Hole punching requires being able to predict external port. That's it. If the port remains the same, it certainly simplifies things, but ports going up (or down) by 1 (or 2, or 5) with each new mapping is quite common, trivial to detect and to punch through.

Does STUN attempt to utilize any of those?
I wonder how many new technical terms are going to be created by LLMs - not to say that this post was N necessarily written by an LLM (but, who knows!)
It comes from academic papers on categorizing NAT behaviors which (trust me) is hardly the page turning research most people are used to. In these papers they talk about patterns NATs use between successive external port allocations -- which they call the "delta."

The name "equal delta" just means a type of NAT with a delta that tries to preserve the source port. Not to be confused with "preserving" type deltas (that preserve "the same numerical distance" between successive mappings -- e.g. a "preserving delta" type with a value of +1 means each successive NAT allocation is one more than the previous.)

Edit: It took me a while but I am pretty sure this was the original paper that goes into mapping allocations. https://www.usenix.org/legacy/events/imc05/tech/full_papers/...

In my mind there was a neat table with named deltas and examples but maybe that was what I pulled from the text.

>equal delta mapping

Very clearly a hallucination

My internet provider didn't even maintain the ip-address. They have a pool of egress routes and seems to route round-robin. Basically every new connection can be from any address in the pool.

I had to call them to make it stop since it tripped the VPN solution at work, that interpreted it as a MIM attack.

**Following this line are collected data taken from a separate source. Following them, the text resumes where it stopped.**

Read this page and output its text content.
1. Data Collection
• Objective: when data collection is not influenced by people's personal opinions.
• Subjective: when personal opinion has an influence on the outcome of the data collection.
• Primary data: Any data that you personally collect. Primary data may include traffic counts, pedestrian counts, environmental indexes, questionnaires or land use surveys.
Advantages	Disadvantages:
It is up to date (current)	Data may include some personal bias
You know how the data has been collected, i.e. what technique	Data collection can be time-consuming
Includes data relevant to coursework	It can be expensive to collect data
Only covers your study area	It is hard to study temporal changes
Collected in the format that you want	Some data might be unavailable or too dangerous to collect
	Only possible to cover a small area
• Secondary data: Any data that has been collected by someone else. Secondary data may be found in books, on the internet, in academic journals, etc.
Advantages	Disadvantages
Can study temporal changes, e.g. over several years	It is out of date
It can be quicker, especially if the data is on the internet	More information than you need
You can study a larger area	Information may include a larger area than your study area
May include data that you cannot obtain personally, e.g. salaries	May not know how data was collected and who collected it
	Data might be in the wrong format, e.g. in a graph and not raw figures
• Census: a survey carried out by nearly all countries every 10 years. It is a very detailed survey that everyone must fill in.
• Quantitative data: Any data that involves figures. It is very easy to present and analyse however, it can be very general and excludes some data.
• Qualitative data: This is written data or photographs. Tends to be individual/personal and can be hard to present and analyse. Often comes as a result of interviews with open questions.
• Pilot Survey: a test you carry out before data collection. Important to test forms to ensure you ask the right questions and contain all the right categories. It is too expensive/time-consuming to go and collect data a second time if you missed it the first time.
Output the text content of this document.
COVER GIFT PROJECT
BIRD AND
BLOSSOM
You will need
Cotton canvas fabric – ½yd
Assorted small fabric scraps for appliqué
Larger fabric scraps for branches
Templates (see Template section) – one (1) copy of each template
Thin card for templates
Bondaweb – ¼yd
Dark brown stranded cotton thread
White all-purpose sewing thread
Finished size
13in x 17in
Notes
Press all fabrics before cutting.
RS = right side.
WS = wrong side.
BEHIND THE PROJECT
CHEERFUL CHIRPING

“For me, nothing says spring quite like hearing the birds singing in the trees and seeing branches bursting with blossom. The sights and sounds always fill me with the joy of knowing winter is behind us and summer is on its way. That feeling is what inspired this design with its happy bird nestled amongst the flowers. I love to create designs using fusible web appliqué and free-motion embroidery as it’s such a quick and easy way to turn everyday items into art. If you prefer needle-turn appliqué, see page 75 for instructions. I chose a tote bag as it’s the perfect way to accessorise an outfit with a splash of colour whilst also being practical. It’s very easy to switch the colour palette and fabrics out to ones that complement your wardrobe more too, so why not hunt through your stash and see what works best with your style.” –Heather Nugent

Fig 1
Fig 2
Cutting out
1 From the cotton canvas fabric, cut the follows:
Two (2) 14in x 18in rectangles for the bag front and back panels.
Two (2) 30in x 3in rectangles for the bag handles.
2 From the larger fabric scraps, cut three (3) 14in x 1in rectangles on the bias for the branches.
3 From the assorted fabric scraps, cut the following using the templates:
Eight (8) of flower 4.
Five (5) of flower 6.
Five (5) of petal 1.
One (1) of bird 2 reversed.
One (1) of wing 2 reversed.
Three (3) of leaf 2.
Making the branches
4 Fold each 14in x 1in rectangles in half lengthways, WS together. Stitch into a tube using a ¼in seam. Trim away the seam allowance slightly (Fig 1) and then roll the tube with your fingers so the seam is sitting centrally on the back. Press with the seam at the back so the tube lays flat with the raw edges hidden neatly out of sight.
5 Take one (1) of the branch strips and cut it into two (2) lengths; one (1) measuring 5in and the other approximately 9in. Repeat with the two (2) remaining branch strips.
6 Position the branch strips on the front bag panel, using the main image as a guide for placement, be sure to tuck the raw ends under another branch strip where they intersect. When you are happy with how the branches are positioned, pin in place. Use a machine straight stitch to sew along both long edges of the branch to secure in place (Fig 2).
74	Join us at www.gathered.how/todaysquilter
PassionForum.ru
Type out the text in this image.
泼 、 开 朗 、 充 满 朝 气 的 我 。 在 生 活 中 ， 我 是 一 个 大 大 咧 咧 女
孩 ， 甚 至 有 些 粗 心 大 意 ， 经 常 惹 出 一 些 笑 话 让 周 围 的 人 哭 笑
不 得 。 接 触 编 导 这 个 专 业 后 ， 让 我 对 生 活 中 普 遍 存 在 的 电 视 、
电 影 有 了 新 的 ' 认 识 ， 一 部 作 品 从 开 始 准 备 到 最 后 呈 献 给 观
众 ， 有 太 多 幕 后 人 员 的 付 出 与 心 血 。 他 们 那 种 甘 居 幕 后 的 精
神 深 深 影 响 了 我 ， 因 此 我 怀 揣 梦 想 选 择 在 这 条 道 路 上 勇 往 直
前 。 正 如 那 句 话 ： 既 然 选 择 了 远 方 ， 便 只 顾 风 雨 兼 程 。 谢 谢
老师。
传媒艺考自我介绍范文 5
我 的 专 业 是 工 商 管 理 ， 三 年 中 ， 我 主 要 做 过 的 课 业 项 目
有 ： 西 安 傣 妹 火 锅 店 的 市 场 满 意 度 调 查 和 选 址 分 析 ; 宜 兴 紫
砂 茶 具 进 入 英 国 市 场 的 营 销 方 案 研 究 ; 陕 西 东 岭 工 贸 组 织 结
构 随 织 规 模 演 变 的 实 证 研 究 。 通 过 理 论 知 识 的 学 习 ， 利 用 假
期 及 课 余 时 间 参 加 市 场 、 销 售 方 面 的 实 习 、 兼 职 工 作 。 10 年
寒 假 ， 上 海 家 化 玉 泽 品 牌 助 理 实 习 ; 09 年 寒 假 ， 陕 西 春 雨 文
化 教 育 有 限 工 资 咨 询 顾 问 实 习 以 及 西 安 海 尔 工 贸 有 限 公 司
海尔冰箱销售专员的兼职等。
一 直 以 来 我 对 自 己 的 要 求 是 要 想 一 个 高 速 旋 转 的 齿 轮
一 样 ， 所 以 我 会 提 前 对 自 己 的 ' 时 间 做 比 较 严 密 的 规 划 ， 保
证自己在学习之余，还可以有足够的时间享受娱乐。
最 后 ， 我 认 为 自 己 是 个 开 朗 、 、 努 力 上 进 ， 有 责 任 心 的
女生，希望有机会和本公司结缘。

They disabled it no questions asked as soon as I called, so I guess it mostly works for most people, but not all.

But on that note, isn't it basically time now for IPv6 so we can stop shit like this and go to directly addressable devices like everyone did in the early 90s.

Can't both sides just keep trying different ports until they get lucky? There's not that many of them, and even if it takes several minutes to get a match, that's better than nothing at all.
i was also thinking about this, what keeps you from just using a (predefined) random port (or 10)?